The first step in molecular marker development is the identification of promising candidate markers. ⁶⁸ In the case of DNA methylation markers for lung cancer, it is of high priority to identify frequently methylated genes or loci (we refer to the CpG island section we are probing as a locus, because a given gene can be probed in multiple areas within a single or multiple CpG islands). These loci should also show substantially increased methylation levels over those found in healthy tissues. Thus, the initial focus should be on penetrance and DNA methylation levels. Because even noncancerous lung tissue from long-term smokers may have accumulated substantial methylation caused by age and environmental exposure, ⁷⁷,⁸²,⁸³,⁸⁴,⁸⁵ many labs, including ours, have chosen to compare cancer tissues to this type of “high-background” control tissue (referred to here as adjacent nontumor lung [AdjNTL]) (Table 7.1). This ensures that identified hypermethylation markers are indeed cancer-specific and not merely indicative of environmental exposure. (Comparison to healthy lung from nonsmokers would be of use for the development of risk markers or identification
of candidates for chemoprevention treatments [perhaps even epigenetic ones], once these become available.)

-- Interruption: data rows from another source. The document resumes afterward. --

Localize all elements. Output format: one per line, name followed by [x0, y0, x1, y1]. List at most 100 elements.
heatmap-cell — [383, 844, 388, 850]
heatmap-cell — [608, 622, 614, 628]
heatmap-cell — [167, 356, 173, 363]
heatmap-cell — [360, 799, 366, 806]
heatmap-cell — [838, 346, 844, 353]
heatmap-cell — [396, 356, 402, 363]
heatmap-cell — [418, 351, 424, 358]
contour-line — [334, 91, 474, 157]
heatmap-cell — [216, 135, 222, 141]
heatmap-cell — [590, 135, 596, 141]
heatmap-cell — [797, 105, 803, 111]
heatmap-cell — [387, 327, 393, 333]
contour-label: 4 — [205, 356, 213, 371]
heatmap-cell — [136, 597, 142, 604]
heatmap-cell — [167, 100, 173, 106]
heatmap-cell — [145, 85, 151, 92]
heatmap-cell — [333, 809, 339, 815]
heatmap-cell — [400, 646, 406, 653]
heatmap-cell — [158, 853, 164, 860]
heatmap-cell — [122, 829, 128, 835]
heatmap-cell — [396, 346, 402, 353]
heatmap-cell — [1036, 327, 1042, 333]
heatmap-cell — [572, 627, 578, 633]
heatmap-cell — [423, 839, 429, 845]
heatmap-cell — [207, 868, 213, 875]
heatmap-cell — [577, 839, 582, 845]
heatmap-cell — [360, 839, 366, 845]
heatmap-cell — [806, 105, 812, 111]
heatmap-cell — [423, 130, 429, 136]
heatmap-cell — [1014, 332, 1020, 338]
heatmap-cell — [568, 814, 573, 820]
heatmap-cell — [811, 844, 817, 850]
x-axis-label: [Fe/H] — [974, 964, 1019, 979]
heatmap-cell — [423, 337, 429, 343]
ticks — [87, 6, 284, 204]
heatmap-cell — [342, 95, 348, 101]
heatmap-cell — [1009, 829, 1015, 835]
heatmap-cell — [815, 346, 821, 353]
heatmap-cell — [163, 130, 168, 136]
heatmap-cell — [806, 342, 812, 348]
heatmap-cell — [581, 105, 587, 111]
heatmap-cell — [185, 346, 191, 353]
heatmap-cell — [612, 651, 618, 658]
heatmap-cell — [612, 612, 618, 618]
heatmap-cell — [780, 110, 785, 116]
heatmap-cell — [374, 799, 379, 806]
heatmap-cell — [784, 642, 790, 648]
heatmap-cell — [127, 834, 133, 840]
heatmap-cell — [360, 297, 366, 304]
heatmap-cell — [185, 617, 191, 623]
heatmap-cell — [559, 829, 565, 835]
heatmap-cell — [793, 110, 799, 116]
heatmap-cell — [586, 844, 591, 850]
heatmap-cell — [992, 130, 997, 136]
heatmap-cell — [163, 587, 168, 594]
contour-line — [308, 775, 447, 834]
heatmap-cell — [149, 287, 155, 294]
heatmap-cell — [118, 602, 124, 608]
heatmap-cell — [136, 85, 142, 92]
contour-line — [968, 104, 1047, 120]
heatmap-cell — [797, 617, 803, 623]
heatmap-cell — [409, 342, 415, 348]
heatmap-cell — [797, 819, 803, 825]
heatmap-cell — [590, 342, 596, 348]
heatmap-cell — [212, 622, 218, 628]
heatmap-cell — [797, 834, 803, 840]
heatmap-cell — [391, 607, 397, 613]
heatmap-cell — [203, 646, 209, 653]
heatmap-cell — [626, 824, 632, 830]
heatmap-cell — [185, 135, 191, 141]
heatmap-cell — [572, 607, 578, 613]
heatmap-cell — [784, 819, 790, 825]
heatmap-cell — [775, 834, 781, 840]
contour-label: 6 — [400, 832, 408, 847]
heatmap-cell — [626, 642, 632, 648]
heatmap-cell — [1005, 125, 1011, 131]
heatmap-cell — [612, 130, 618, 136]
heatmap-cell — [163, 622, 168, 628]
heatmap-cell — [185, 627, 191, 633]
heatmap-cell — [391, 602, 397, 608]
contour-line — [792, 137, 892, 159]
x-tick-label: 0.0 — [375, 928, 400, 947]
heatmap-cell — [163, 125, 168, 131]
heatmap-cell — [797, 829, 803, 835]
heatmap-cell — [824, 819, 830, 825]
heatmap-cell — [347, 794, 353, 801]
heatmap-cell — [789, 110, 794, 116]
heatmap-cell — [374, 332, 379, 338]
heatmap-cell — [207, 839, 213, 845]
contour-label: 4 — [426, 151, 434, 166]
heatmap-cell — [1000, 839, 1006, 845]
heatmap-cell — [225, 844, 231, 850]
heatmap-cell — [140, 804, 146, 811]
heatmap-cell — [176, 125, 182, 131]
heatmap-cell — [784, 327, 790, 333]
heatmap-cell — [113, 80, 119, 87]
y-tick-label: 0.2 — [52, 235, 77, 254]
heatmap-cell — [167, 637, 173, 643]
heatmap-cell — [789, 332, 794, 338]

Many of the genes studied early on did not show high methylation frequencies,¹⁵ but more recent efforts by several groups to examine much larger collections of genes have yielded a number of panels that might deliver high sensitivity and specificity, based on the examination of tissues (Table 7.1). ²⁰,⁴⁹,⁵¹,⁵⁸,⁷⁴,⁷⁵,⁸⁶,⁸⁷,⁸⁸,⁸⁹,⁹⁰,⁹¹,⁹² Some these panels contain genes that were identified early on (such as CDKN2A/p16, MGMT, and RASSF1), ⁷⁴,⁷⁵,⁸⁸ but many new loci have been added to the repertoire, including homeotic genes involved in development, such as members of the HOX and PAX families.¹⁹,²⁰,⁵¹,⁵⁸,⁹⁰,⁹² The latter group of methylated loci agrees with the observation that genes occupied in embryonic stem cells by transcriptionally repressive polycomb group complexes appear to be prone to methylation in cancer.⁹³ The significance of methylation of these genes is unclear, since it is thought that they may already have been silent in noncancerous lung, but their involvement hints at the potential role of stem cells in lung cancer development.⁹³ Whether the hypermethylation of potential DNA methylation markers is functional or not (i.e., leads to transcriptional silencing) is not relevant, as long as penetrance is high and hypermethylation is associated with the presence of cancer. Many of the marker panels in Table 7.1 must still be validated on independent tumor sets, and their ability to identify lung cancer independently of gender, histological subtype, racial/ethnic group, and/or stages of cancer must be further scrutinized (Fig. 7.3, right panel). Once that is accomplished, they can be taken to the next phase of marker development: clinical assay validation. ⁶⁸ For these panels to function in early lung cancer detection, they must be detectable in patient remote media: bodily fluids that could carry methylated DNA molecules from the cancer and that could be sampled relatively noninvasively.